Muchos teólogos y filósofos opinan que la religión nació con la consciencia del ser humano. Que en el hecho de preguntarse qué es y por qué está ahí ya se adivina una inquietud mística, que en todo caso, no es más que el germen de una religión. Aunque a la Humanidad de hoy en día no le sea sencillo interpretar las viejas creencias de la noche de los tiempos.
Sí sabemos, sin embargo, que las primeras sociedades tribales de las cavernas ya expresaban su religiosidad y sus cultos, a través de las pinturas rupestres. Eran estas creencias chamánicas, naturalistas, muy ligadas al entorno y las condiciones climáticas en las que nuestros antepasados vivían.
El primer gran culto descubierto por la Arqueología
De esas primitivas creencias la más conocida, y posiblemente una de las más importantes sea el culto a la tierra, entendida como madre fecunda, y cuyo icono representativo más famoso son las paleolíticas Venus de Willendorf, estatuillas bastas de robustas mujeres encintas que representan la fertilidad.
Más adelante en el tiempo, con la llegada de la agricultura y la ganadería el culto a la tierra no solo no declinó, sino que se diversificó, y por decirlo de algún modo, se hizo humano. Los primeros poblados conocidos, como los de Malta o Çatal Höyuk, en Turquía, dan muestra de ello, con sus estatuas dedicadas a una diosa madre ya plenamente identificada como tal.
Es un culto que se popularizó en todo el entorno mediterráneo, y que por supuesto que llegó a tierras ibéricas.
Modestas figuras de un gran misterio
Los ejemplos ibéricos de ese culto pueden parecer modestos, si los comparamos con otros encontrados en países próximos, pero su difusión en los yacimientos más importantes del Neolítico y Calcolítico peninsular nos hace pensar que no por ello fue menos importante ni profunda esa creencia.

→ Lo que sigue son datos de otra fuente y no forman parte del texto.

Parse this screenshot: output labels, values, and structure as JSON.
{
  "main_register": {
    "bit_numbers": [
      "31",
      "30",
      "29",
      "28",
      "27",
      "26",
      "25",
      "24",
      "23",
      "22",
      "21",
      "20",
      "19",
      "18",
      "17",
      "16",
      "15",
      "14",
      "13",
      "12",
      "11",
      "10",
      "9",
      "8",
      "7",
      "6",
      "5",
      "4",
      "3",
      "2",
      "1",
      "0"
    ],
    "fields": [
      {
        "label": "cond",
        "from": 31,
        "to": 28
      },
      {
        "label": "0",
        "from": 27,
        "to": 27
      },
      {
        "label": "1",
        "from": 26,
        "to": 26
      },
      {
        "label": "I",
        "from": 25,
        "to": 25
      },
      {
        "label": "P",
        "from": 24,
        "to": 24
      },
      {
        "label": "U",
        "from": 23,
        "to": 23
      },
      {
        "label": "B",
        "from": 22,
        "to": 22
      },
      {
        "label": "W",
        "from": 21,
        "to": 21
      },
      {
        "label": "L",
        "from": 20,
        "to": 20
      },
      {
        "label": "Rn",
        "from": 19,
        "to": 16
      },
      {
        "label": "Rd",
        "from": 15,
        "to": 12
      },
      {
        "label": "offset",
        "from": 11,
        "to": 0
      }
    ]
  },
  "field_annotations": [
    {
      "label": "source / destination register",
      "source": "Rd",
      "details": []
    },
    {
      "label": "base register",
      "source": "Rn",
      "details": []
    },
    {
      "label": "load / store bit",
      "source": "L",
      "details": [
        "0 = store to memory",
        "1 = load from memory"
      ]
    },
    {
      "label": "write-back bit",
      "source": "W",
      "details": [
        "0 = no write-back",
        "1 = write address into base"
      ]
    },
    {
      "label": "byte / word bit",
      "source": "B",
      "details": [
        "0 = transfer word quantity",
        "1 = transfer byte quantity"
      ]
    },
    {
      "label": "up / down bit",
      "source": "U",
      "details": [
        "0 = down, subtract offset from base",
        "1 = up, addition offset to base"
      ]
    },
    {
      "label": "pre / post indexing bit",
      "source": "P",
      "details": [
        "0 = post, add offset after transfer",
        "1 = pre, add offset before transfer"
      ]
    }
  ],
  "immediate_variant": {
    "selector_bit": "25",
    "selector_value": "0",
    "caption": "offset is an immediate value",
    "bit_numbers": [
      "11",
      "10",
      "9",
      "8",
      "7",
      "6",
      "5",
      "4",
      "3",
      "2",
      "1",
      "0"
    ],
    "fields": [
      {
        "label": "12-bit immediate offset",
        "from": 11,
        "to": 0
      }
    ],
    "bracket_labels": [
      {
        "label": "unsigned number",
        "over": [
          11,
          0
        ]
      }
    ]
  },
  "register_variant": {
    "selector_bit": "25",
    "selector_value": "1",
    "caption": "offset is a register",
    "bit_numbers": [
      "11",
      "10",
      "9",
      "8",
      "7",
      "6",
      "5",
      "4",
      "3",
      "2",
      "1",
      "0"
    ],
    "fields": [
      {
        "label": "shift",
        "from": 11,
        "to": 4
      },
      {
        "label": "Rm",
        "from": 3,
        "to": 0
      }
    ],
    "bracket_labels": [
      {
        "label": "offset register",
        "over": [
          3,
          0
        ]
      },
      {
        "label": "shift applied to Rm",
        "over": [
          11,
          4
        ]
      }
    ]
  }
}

Los ídolos oculados, y los ídolos placa o sandalia, rescatados de sitios como Los Millares, o de dólmenes y monumentos megalíticos del sudoeste peninsular (Portugal, Extremadura, Andalucía Occidental, Antequera…) son las expresiones más evidentes de los cultos a la diosa madre de que disponemos en nuestro suelo.
Son pequeñas estatuillas, de hueso, marfil o piedra, que representan una cara, o un cuerpo esquemático, con dos grandes ojos, rodeados de otros círculos que parecen hacer notar la mirada siempre atenta y vigilante de la deidad fecunda, solicita, siempre atenta a las necesidades de sus devotos, y a menudo sufrientes, creyentes.
Puede que sea la primera muestra arqueológica de una religión conocida en nuestro suelo, sobre la que se sabe poco, y se investiga con menos medios de los necesarios.
Al contemplar de cerca estas figuras, uno siente la importancia que las comunidades antiguas dedicaron a esas figuras. Se siente, por así decirlo, el poder místico del culto a la tierra, a su protección. Al anhelo de una vida llena de beneficios, donde jamás falte el alimento y donde el ganado y las mujeres sean siempre fértiles, para que el pueblo que realizó esas estatuillas e ídolos pudiera crecer y prosperar, en un mundo que ya no era tan hostil como en los viejos tiempos paleolíticos, pero donde aún varios años de sequía y esterilidad significaba la hambruna y la muerte.
Y lo peor de todo es que, aunque creamos saber su función, en realidad su existencia aún es un Misterio sobre el que la Arqueología planea, sin llegar a desvelar del todo su función. Y quizás, para algunos soñadores, sea mejor que siga así.